Das ist das Ergebnis eines Jahres Gabriel, und auch das ist eine Grundhaltung in der Politik, die für das Land Niedersachsen nur schlecht sein kann.

(Beifall bei den GRÜNEN)

Meine Damen und Herren, vor einem Jahr übernahm Sigmar Gabriel sein Amt mit der Parole „Macht braucht Regeln“. Wir alle erinnern uns an Ihren Ehrenkodex, Herr Ministerpräsident, und an die fast als Moraltournee zu bezeichnende Tournee durch die Talkshows des deutschen Fernsehens. Ein Jahr später bilanzieren wir tatsächlich - damit hat mich Herr Wulff korrekt zitiert - die Entzauberung eines Nachwuchsstars anhand folgender Fragen oder auch Erinnerungen:

Herr Ministerpräsident, welche Rolle spielten Sie denn nun wirklich beim Rücktritt Ihres Vorgängers? Wie war das damals eigentlich, als Gerhard Glogowski den NORD/LB-Aufsichtsratsposten zugeschustert bekommen sollte? Was wussten Sie vom Preussag-Deal? Wie dick war die Luft, als die Staatssekretäre und Pressesprecher der Ministerien für Ihre unzulängliche 100-Tage-Bilanz seinerzeit noch vor dem Frühstück gehörig zusammengefaltet wurden?

(Ministerpräsident Gabriel: Zehn Jah- re!)

- 100-Tage-Bilanz!

(Ministerpräsident Gabriel: Zehn Jah- re!)
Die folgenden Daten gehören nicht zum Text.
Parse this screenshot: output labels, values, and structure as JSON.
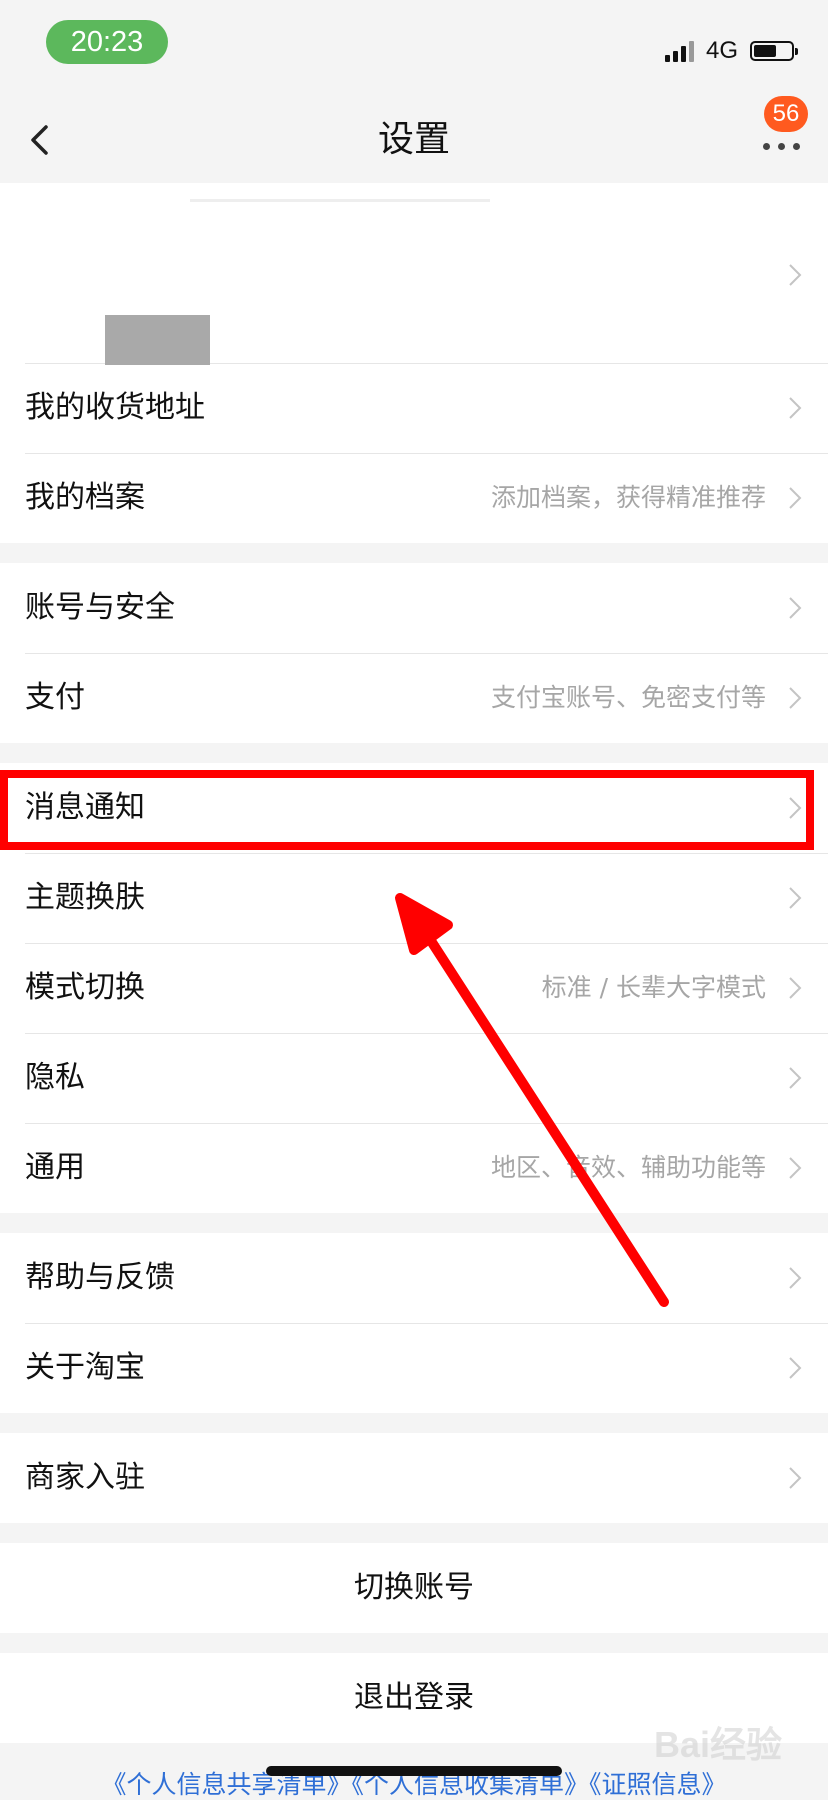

- 100 Tage! Das mischte sich damals unglücklich, aber dass Sie immer gerne die Früchte anderer bilanzieren, das wissen wir.

(Zuruf von Fischer [CDU])

Wie war das mit der Kultusministerin, die für ihren Protest gegen den Orientierungsstufenalleingang des Ministerpräsidenten nur knapp dem Rauswurf entging und die dann meinte, Herr Gabriel habe ein Problem mit starken Frauen? Ist da etwas dran? Wie leidensfähig ist eigentlich ein Fraktionsvorsitzender, Herr Plaue, der sich von seinem Ministerpräsidenten auf der Pressekonferenz zur Kabinettsumbildung mit der Frage „Ist der auch hier?“ suchen lässt?

(Lachen bei der CDU)

In der Folge ertragen Sie dann sogar, dass im Kabinett von den „Flaschen in der SPD-Fraktion“

gesprochen wird, und Sie selbst machen dann auch noch so weiter, indem Sie von den „suboptimalen Leuten“ in der eigenen Fraktion sprechen.

(Plaue [SPD]: Davon ist überhaupt nie die Rede gewesen! Sie erfinden ein Zitat!)

Was ist das nur für ein Stil, wenn ein Ministerpräsident in einer Plenarsitzung offensichtlich Teile des Parlaments und der Presse als „johlende Meute“ bezeichnet, Herr Ministerpräsident? Wie ist es zu bewerten, wenn der Chef seine drei Minister dazu bringt, teilweise gegen ihren Willen ihren Rücktritt einzureichen, damit auch das Parlament nach Gabriels Regeln funktioniert, und dann am Ende bestimmt nicht der letzte, aber der bisher letzte Fall, nämlich der Fall Trauernicht, steht?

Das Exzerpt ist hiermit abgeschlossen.